In Niederösterreich werden sich im Zuge der Kriminaldienstreform mit dem Schwerpunkt Cybercrime acht von 38 bundesweit geplanten Kriminalassistenzdienststellen (KAD) ansiedeln.
Die entsprechenden Regionen wurden bereits definiert, Standorte seien in Evaluierung, sagte Landespolizeidirektor Franz Popp am Mittwoch vor Journalisten. Gerechnet wird im Zuge der Reform mit einem zusätzlichen Personalbedarf von 140 Mitarbeitern bis 2028. Recruitingproblem wird keines befürchtet.
Kriminaldienstreform mit dem Schwerpunkt Cybercrime
Generell ziele die Reform darauf ab, "von Beginn weg bei der Cyber-Kriminalität wesentlich besser aufgestellt" zu sein, betonte Popp. Quasi das Herzstück der neuen Regelungen ist die Einrichtung der KAD. Es gehe darum, "fachliches Know-how in die Regionen zu bringen", abgedeckt werden sollen die Bereiche Tatortarbeit, IT samt Forensik und Datensicherung sowie -auswertung und die Prävention.

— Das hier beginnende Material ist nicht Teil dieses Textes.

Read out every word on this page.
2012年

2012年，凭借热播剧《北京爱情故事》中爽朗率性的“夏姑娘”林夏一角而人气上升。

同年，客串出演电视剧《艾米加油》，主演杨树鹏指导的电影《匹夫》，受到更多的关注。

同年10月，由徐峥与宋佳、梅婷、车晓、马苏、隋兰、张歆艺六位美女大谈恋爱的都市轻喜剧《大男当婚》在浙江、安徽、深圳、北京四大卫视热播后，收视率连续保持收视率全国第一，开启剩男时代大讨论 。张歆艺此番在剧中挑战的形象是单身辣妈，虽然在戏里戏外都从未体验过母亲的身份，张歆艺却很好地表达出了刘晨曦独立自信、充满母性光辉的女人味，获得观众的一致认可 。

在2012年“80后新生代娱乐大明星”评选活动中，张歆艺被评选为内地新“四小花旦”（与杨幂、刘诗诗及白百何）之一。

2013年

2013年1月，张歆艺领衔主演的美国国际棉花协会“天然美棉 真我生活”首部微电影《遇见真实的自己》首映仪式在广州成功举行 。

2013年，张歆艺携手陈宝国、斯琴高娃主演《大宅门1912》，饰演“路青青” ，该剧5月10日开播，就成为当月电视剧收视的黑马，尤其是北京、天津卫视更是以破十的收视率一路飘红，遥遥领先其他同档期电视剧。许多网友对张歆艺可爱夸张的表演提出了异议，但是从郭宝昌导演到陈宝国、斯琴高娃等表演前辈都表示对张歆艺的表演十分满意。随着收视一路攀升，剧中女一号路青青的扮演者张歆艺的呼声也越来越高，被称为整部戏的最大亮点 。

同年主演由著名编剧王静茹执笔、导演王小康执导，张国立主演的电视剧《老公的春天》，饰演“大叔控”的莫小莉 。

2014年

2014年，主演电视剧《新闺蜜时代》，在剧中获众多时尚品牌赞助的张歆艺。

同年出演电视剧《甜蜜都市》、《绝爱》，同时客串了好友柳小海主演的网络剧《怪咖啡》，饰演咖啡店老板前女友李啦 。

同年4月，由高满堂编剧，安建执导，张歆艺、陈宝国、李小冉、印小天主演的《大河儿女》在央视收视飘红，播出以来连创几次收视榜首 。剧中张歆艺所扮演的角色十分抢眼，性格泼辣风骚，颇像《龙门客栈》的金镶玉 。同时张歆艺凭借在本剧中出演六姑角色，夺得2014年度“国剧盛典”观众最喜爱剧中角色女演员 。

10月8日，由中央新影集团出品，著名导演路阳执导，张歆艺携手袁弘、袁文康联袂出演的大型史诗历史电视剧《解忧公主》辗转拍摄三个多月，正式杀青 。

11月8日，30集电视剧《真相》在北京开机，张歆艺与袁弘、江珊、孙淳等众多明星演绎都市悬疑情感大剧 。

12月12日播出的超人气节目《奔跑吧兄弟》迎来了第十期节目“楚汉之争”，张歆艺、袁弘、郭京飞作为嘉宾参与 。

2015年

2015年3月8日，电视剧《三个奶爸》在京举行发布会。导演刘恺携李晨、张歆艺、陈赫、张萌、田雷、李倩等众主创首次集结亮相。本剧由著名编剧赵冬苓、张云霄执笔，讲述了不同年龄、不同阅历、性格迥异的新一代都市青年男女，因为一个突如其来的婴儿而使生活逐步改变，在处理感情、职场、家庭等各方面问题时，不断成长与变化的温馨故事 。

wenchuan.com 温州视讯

Die in Niederösterreich definierten acht
Regionen sind Amstetten inklusive Waidhofen a. d. Ybbs, Melk und
Scheibbs, Baden/Mödling, Bruck a. d. Leitha samt Schwechat und Flughafen
Wien, Hollabrunn/Tulln/Raum Krems sowie im Waldviertel die Gebiete
Gmünd/Horn/Waidhofen a. d. Thaya/Zwettl. Hinzu kommen Gänserndorf/
Korneuburg/Mistelbach, Lilienfeld/Raum St. Pölten sowie Neunkirchen/Raum
Wiener Neustadt. Die jeweilige KAD werde für mehrere Bezirke zuständig, jedoch immer nur einem Bezirks- oder Stadtpolizeikommando zugeordnet sein, blickte Popp voraus.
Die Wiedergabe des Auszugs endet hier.